Di restoran yang telah tiga generasi berdiri ini, rendang menjadi menu primadona. Kelapa, satu bahan kunci dalam seni memasak di Minangkabau, terutama untuk pembuatan rendang. Dan di ranah Minang, keahlian memilih dan memetik kepala tua untuk dijadikan santan jadi spesialisasi beruk.

Tiada bukti otentik mengenai asal muasal rendang. Catatan tentang kuliner tradisional Minang baru masif di awal abad ke-19 masehi. Pastinya, enam tahun lalu kantor berita raksasa asal Amerika Serikat, CNN, menempatkan rendang dalam posisi teratas daftar 50 hidangan terlezat dunia.

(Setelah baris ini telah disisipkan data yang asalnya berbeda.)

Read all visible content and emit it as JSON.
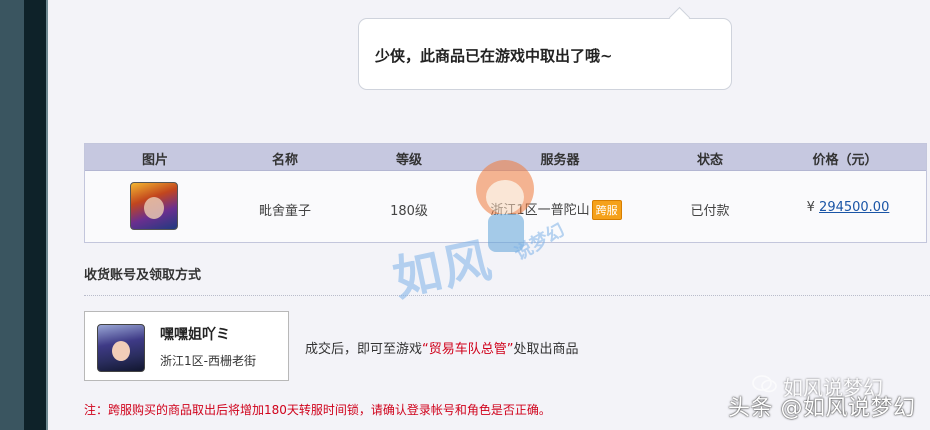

Bagi masyarakat Minangkabau, rendang memiliki posisi terhormat. Mengandung filosofi tersendiri, yakni musyawarah dan mufakat.

Rendang berasal dari kata marandang, yang berarti mengeringkan. Buah kesabaran dan ketelatenan proses selama sekitar empat jam di atas api kecil, menghasilkan puncak karya seni memasak yang menjadi pusaka turun temurun bagi masyarakat Minangkabau. (Galuh Garmabrata)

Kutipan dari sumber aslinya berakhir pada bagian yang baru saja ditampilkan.